Por:
César Augusto Hernández Ortiz
Conozco desde hace muchos años al
Concejal de Medellín Jesús Aníbal Echeverri, porque somos oriundos de la misma
comuna nueve de Buenos Aires en el trabajo político, desde cuando salí elegido
en la primera generación de ediles de la ciudad. Desde entonces el Concejal
Echeverri ha realizado una impecable labor en defensa de las causas populares y
sociales de la ciudad, lo que le ha merecido un justo reconocimiento a su labor
como concejal de Medellín, y el acompañamiento por años de un alto caudal de
seguidores y electores, permitiéndole estar en el concejo por cerca de 16 años
consecutivos.
Cuando el Concejal Echeverri se
inscribió y recibió el aval del Partido de la U para aspirar a la Alcaldía de
Medellín, independiente de lo que pensara de sus reales posibilidades de
alcanzar la elección, pensé que era una buena oportunidad para que un dirigente
social con trayectoria política, hiciera manifiesto un clamor con el que muchos
hemos soñado sin tener la oportunidad de materializarlo siquiera como simple
intención.
Hoy me entero por los medios que
Echeverri ha renunciado a su aspiración, y a renglón seguido adherido a la
campaña de Alfredo Ramos, candidato del partido Centro Democrático.
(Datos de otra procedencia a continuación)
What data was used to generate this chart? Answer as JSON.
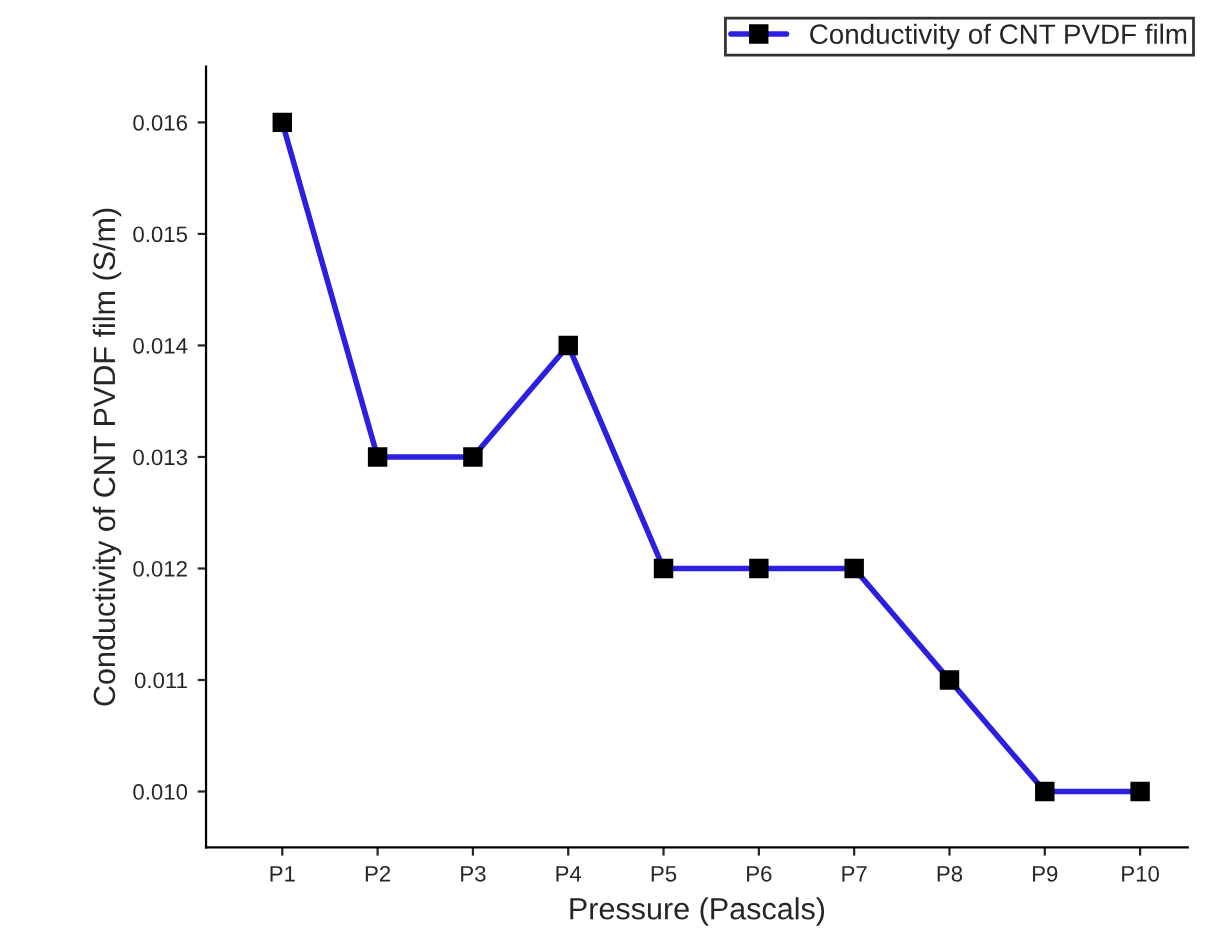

Independiente del respeto que me merezca la decisión del concejal, así como su nuevo puerto de arribo político, sí debo decir que con su actitud se genera un mal
precedente, un mal ejemplo de lo que debe ser el correcto actuar dentro de la
actividad política.
La coherencia entre la forma de
pensar y actuar, así como el verdadero compromiso con la causa social que se dice
defender desde una corporación pública, hacen parte de los activos intangibles
que le merecen el reconocimiento de la opinión pública hacia un
determinado dirigente político. Puede afirmarse incluso, que su actuación en
contrario lesiona en cierta forma un bien jurídico, un activo público que él mismo
ha construido por años, como es el respeto al mandato de los electores, que le han
visto como un idóneo representante de sus causas.
Contrario sería, lo que acontece
con otros aspirantes a la alcaldía que sin opción alguna aún permanecen en la contienda,
cuyos méritos devienen de un fugaz paso por cargos administrativos, por virtud
de la designación de algún gobernante amigo, y siendo así, sólo representan el
mandato de sus propios intereses y por ende al mismo pueden renunciar en
cualquier momento, sin lesionar interés público alguno, más que el particular de
ellos mismos, o a lo sumo, la seriedad del comportamiento con que aparentan y
dicen actuar.
Pero el caso de Echeverri sí es especial,
por la circunstancia de configurar su grupo parte del tejido político de la ciudad.
Es decir, con su desafortunada actuación se da un mensaje negativo a la
sociedad frente al comportamiento de los políticos, y evidencia un claro
ejemplo de lo que está pasando en el mundo y las valoraciones que los distintos
grupos de interés o personas asumen frente a la participación política, donde
la reputación construida por años –uno de los activos intangibles que más valor
puede tener una persona–, puede perderse en cuestión de horas.